W czwartek na antenie brytyjskiej telewizji Sky News wyemitowano wywiad z Radosławem Sikorskim, który przebywa w tej chwili w Londynie. Prowadzący program zapytał polskiego ministra spraw zagranicznych czy pojednał się z Elonem Muskiem w kontekście niedawnej wymiany poglądów w mediach społecznościowych.

Na to pytanie Radosław Sikorski odpowiedział wybuchając śmiechem: – Elon Musk jest wielkim pionierem i życzę mu powodzenia w jego drodze na Marsa.

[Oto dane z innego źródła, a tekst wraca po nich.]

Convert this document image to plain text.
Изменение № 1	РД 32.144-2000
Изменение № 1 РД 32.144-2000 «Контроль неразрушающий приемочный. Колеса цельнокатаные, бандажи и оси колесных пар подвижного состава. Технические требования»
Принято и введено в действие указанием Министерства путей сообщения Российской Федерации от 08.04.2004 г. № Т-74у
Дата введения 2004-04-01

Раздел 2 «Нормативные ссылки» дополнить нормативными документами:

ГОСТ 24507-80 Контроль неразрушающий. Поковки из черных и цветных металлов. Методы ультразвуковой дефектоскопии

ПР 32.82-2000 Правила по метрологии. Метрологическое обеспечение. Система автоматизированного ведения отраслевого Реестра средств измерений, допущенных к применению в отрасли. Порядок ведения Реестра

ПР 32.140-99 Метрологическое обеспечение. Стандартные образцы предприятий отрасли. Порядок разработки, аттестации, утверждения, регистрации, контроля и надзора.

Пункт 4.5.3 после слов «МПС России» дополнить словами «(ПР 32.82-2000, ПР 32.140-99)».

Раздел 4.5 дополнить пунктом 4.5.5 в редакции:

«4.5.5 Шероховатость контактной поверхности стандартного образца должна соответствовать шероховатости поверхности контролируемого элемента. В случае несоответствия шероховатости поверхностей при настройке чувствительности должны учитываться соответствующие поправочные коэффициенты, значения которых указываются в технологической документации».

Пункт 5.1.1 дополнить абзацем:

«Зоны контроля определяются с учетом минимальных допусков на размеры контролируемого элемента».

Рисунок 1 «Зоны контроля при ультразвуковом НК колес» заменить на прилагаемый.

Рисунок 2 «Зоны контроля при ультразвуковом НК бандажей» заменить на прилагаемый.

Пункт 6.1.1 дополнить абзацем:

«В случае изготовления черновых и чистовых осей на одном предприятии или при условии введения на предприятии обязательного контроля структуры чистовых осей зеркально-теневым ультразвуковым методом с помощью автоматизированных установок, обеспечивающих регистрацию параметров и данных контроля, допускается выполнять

W trakcie wywiadu poruszono także kwestię podejścia prezydenta USA do wojny na Ukrainie. Sikorski podkreślił, iż choć taktyka Donalda Trumpa jest nietypowa, to zależy mu na osiągnięciu sukcesu. – Życzymy mu sukcesu, który definiujemy jako sprawiedliwy pokój. Nie tylko zawieszenie broni, ale sprawiedliwy, długotrwały pokój dla Ukrainy – mówił.

Szef MSZ zwrócił uwagę i ostrzegł, iż jeżeli Putinowi udałoby się opanować Ukrainę, mógłby posunąć się do ataku na inne państwa leżące dalej na zachód. – To byłoby szalone, ale inwazja na Ukrainę też nie była racjonalna – zaznaczył.



Starcie Sikorskiego i Muska na X


Jak informowaliśmy w naTemat.pl na początku marca głośno było o wymianie zdań między Radosławem Sikorskim a Elonem Muskiem na platformie X. Wszystko zaczęło się od wpisu miliardera dotyczącego Ukrainy i systemu Starlink. Musk napisał: "Dosłownie wyzwałem Putina do fizycznej walki jeden na jednego nad Ukrainą, a mój system Starlink jest podstawą ukraińskiej armii. jeżeli go wyłączę, cały front upadnie".

Sikorski odpowiedział wówczas: "Starlinki dla Ukrainy są opłacane przez polskie Ministerstwo Cyfryzacji, co kosztuje około 50 milionów dolarów rocznie. Pomijając kwestię etyki grożenia ofierze agresji, jeżeli SpaceX okaże się niepewnym dostawcą, będziemy zmuszeni szukać innych dostawców".

Reakcja Muska była szybka. Miliarder odpowiedział kolejnym postem, który wywołał szok. – "Bądź cicho, mały człowieku. Płacicie tylko niewielką część kosztów. I nie ma żadnego zamiennika dla Starlinka" – tak zwrócił się właściciel Space X do polskiego ministra.